The table-service cocktail bar has room for 150 and is divided into three rooms influenced by Felton’s life. The first is a library, full of old books. The next room is all about art, and it covers the walls without taking anything away from the view. The last room is a nod to Felton’s drug-dispensing days with all sorts of old glass bottles dotted around. There is a baby grand piano here, retrieved from the Gershwin Room downstairs (a legendary live-music space) and given a retune.
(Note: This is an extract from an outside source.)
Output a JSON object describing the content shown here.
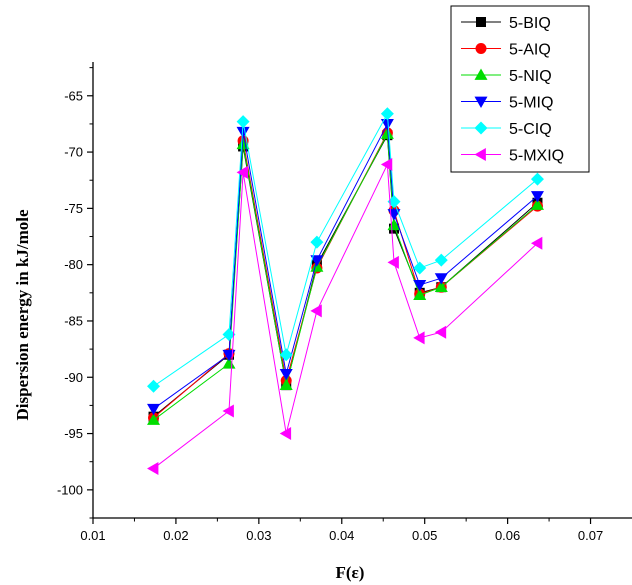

Food up here is simple but tasty. You can grab a Moreton Bay bug roll or steak tartare, and there’s a selection of cheeses, too. There’s a vintage champagne list that could see you dropping in excess of $500 on a 2002 Louis Roederer Brut. It’s not all old world, though. There are some playful modern takes on cocktails, such as the Boilermaker Sour, a whisky sour that brings India pale ale into the mix to create a citrus aroma. The Kale in Comparison has a kale garnish and can be made with booze or without. The whisky list is equally interesting. Scottish favourites can be found next to modern classics, such as the Yamazaki 18-year single malt (though it’ll set you back $115) and Tasmania’s Sullivan’s Cove 16-year-old.

While this is the most luxe spot in the sprawling complex, it retains that tongue-in-cheek playfulness found throughout. It’s an awareness that the Espy is rooted in history, from Alfred Felton to Australian punk-rock band the Cosmic Psychos.